Since the announcements, some have wondered whether Chipotle is losing its once-sharp focus. “One of the hallmarks of the Chipotle business is how simple you’ve kept the operation and how focused you’ve been,” said Robert W. Baird analyst David Tarantino, who asked Ells on the earnings call why Chipotle doesn’t just get “back to the basics.”
Ells’s response? Chipotle, he said, would do both: “Focus on the fundamentals” and “try new things.” But when he tried to explain how the company would pull this off, his answer seemed to confuse Tarantino. “It’s important that when you add something to the restaurant, you take something away,” Ells said, “although with the addition of new menu items, we are not going to take away other menu items.”
Instead, he continued, Chipotle would make this all work by creating more efficiencies at the restaurant level. Crumpacker jumped in to clarify Ells’s position. “I wouldn’t worry that we’re going to slip into the traditional fast-food model of introducing multiple new menu items,” he said, stressing that Chipotle would only add new items “every now and then.”
Also on the earnings call, Chipotle announced that it was ceasing further investment in Shophouse, its Southeast Asian-inspired restaurant concept, though the company stopped short of saying it would shut down the chain’s 15 locations altogether. Shophouse’s cuisine, Ells said, was not able to “attract sufficient customer loyalty.” Instead, Ells touted the potential of Chipotle’s pizza and burger concepts, Pizzeria Locale and Tasty Made.
On the one hand, this demonstrates a measure of discipline: If the Shophouse brand isn’t working for Chipotle, it makes sense to explore “strategic alternatives,” as Ells put it, which suggests a sale might be in that five-year-old chain’s future. But it feels a bit backward to indicate at the same time, in the context of avoiding distractions, that the company will instead turn its attention to selling pizza and burgers (in addition to Chipotle’s own new menu items).
When I asked Ells about Shophouse and the pressure on Chipotle’s other restaurant concepts over the summer, he seemed to gravitate more toward the “back to the basics” mentality that Tarantino referenced. “First, the No. 1 priority is to get Chipotle back on track,” he immediately responded. Shifting Chipotle’s development focus to newer, unproven concepts—especially ones in saturated markets—seems to be a shift away from this thinking, at least before Chipotle has progressed more in its recovery.

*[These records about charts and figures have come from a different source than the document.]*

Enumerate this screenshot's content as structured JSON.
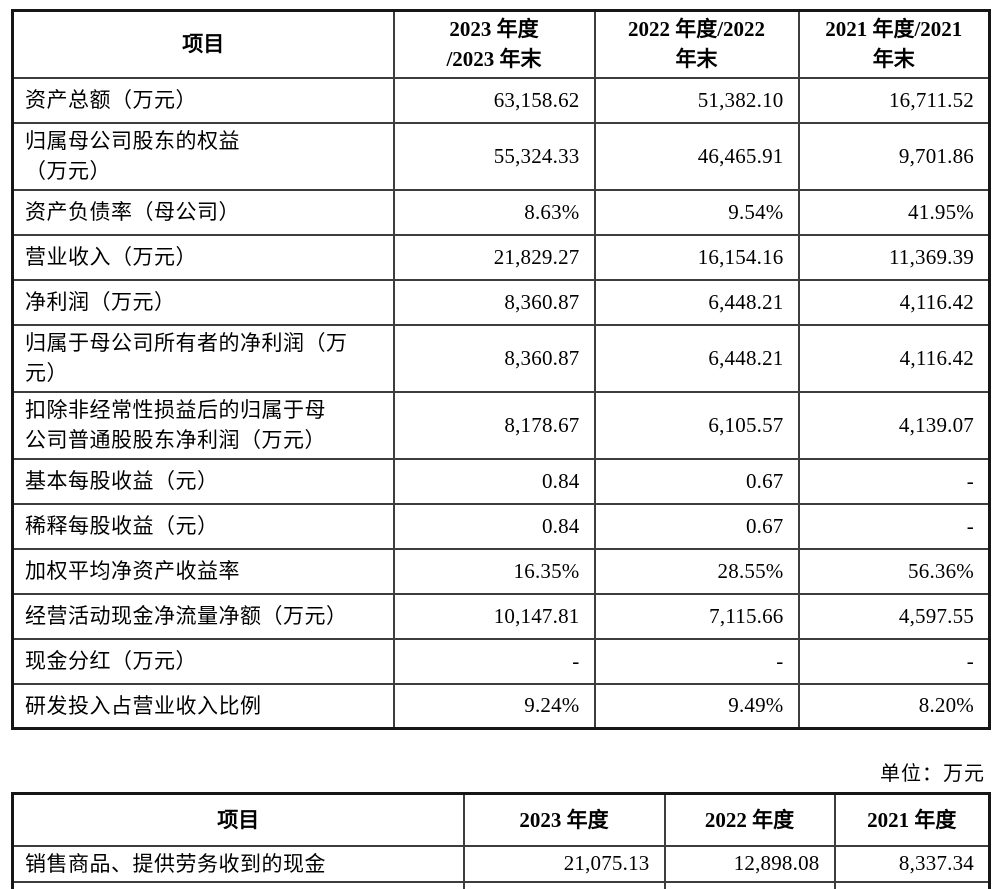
{
  "colors": {
    "background": "#ffffff",
    "text": "#000000",
    "outer_border": "#161616",
    "inner_border": "#3d3d3d"
  },
  "unit_label": "单位：万元",
  "table1": {
    "headers": [
      "项目",
      "2023 年度\n/2023 年末",
      "2022 年度/2022\n年末",
      "2021 年度/2021\n年末"
    ],
    "rows": [
      {
        "label": "资产总额（万元）",
        "values": [
          "63,158.62",
          "51,382.10",
          "16,711.52"
        ]
      },
      {
        "label": "归属母公司股东的权益\n（万元）",
        "values": [
          "55,324.33",
          "46,465.91",
          "9,701.86"
        ]
      },
      {
        "label": "资产负债率（母公司）",
        "values": [
          "8.63%",
          "9.54%",
          "41.95%"
        ]
      },
      {
        "label": "营业收入（万元）",
        "values": [
          "21,829.27",
          "16,154.16",
          "11,369.39"
        ]
      },
      {
        "label": "净利润（万元）",
        "values": [
          "8,360.87",
          "6,448.21",
          "4,116.42"
        ]
      },
      {
        "label": "归属于母公司所有者的净利润（万\n元）",
        "values": [
          "8,360.87",
          "6,448.21",
          "4,116.42"
        ]
      },
      {
        "label": "扣除非经常性损益后的归属于母\n公司普通股股东净利润（万元）",
        "values": [
          "8,178.67",
          "6,105.57",
          "4,139.07"
        ]
      },
      {
        "label": "基本每股收益（元）",
        "values": [
          "0.84",
          "0.67",
          "-"
        ]
      },
      {
        "label": "稀释每股收益（元）",
        "values": [
          "0.84",
          "0.67",
          "-"
        ]
      },
      {
        "label": "加权平均净资产收益率",
        "values": [
          "16.35%",
          "28.55%",
          "56.36%"
        ]
      },
      {
        "label": "经营活动现金净流量净额（万元）",
        "values": [
          "10,147.81",
          "7,115.66",
          "4,597.55"
        ]
      },
      {
        "label": "现金分红（万元）",
        "values": [
          "-",
          "-",
          "-"
        ]
      },
      {
        "label": "研发投入占营业收入比例",
        "values": [
          "9.24%",
          "9.49%",
          "8.20%"
        ]
      }
    ]
  },
  "table2": {
    "headers": [
      "项目",
      "2023 年度",
      "2022 年度",
      "2021 年度"
    ],
    "rows": [
      {
        "label": "销售商品、提供劳务收到的现金",
        "values": [
          "21,075.13",
          "12,898.08",
          "8,337.34"
        ]
      }
    ]
  }
}
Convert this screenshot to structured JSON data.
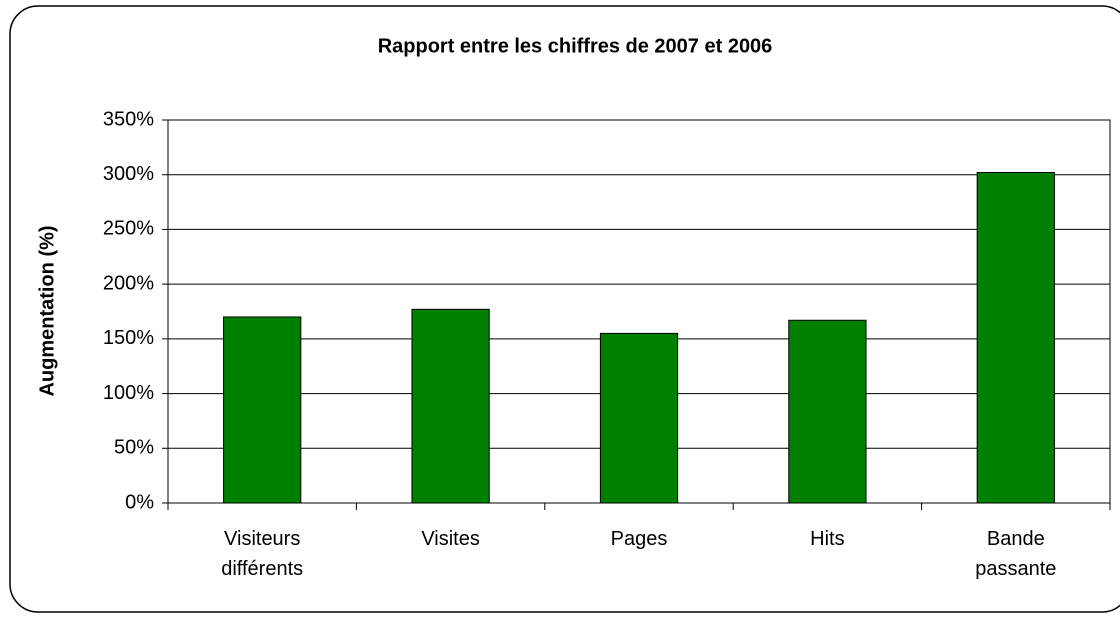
{
  "chart_data": {
    "type": "bar",
    "title": "Rapport entre les chiffres de 2007 et 2006",
    "y_axis_label": "Augmentation (%)",
    "categories": [
      "Visiteurs différents",
      "Visites",
      "Pages",
      "Hits",
      "Bande passante"
    ],
    "values": [
      170,
      177,
      155,
      167,
      302
    ],
    "color": "#008000",
    "ylim": [
      0,
      350
    ],
    "yticks": [
      {
        "value": 0,
        "label": "0%"
      },
      {
        "value": 50,
        "label": "50%"
      },
      {
        "value": 100,
        "label": "100%"
      },
      {
        "value": 150,
        "label": "150%"
      },
      {
        "value": 200,
        "label": "200%"
      },
      {
        "value": 250,
        "label": "250%"
      },
      {
        "value": 300,
        "label": "300%"
      },
      {
        "value": 350,
        "label": "350%"
      }
    ],
    "grid": true
  }
}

And that’s only the start of what’s coming for Chipotle. Executives on the call also promoted a slew of other initiatives, such as new mobile ordering technology, expanded delivery and catering options, national TV advertising, and overseas expansion.
Ultimately, pinning the future success of these new initiatives on more in-restaurant efficiencies feels like a fraught strategy. Among restaurant-level workers, it’s commonly understood that the more responsibilities that corporate adds, the more the burden falls on their shoulders. This is especially true for general managers, who are not only still absorbing additional food-safety protocols, but will also soon be expected to roll out new menu items, train staff to handle the new mobile ordering technology, and seamlessly incorporate these new delivery and pickup options—all while still selling Chipotle burritos as quickly as ever.
This approach seems to represent Ells’s current philosophy about fast food. As he told me back in July, “I want to have my cake and eat it too!”